MDIA: A Benchmark for Multilingual Dialogue Generation in 46 Languages
This provides a new benchmark for multilingual dialogue generation, addressing a gap for low-resource languages, though it is incremental as it builds on existing models and datasets.
The authors tackled the lack of multilingual dialogue datasets by introducing mDIA, a benchmark covering 46 languages, and found that mT5-based models outperform DialoGPT on some metrics but show a large quality gap between English and other languages.
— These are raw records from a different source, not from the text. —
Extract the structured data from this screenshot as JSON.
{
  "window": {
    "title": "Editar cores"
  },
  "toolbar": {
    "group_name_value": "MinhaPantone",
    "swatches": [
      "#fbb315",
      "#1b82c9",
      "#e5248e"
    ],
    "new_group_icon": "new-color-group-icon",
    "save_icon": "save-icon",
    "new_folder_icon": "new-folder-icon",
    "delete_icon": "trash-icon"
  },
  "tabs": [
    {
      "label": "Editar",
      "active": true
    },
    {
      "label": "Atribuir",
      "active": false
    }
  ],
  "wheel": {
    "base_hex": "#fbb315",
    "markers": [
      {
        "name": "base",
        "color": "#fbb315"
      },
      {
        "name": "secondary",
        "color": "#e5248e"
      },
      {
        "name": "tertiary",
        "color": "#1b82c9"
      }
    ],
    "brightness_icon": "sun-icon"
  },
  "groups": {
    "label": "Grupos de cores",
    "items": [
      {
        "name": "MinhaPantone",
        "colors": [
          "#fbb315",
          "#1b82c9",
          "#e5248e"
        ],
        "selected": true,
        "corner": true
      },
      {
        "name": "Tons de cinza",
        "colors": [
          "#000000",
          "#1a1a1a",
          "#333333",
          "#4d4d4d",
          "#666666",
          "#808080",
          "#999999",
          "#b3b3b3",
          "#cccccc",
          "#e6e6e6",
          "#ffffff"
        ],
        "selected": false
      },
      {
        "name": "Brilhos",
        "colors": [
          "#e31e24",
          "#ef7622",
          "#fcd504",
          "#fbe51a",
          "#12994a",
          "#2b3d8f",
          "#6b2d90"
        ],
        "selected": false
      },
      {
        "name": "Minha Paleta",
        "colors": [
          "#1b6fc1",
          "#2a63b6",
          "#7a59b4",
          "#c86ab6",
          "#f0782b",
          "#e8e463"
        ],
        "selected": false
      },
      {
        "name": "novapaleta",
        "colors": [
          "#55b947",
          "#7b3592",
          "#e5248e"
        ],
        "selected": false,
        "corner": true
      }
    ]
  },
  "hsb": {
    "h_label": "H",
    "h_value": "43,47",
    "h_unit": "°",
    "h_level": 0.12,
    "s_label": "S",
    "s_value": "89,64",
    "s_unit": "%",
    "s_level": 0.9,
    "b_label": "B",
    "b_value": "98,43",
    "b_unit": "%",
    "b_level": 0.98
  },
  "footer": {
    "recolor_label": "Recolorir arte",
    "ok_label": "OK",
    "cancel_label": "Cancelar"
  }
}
Owing to the lack of corpora for low-resource languages, current works on dialogue generation have mainly focused on English. In this paper, we present mDIA, the first large-scale multilingual benchmark for dialogue generation across low- to high-resource languages. It covers real-life conversations in 46 languages across 19 language families. We present baseline results obtained by fine-tuning the multilingual, non-dialogue-focused pre-trained model mT5 as well as English-centric, dialogue-focused pre-trained chatbot DialoGPT. The results show that mT5-based models perform better on sacreBLEU and BertScore but worse on diversity. Even though promising results are found in few-shot and zero-shot scenarios, there is a large gap between the generation quality in English and other languages. We hope that the release of mDIA could encourage more works on multilingual dialogue generation to promote language diversity.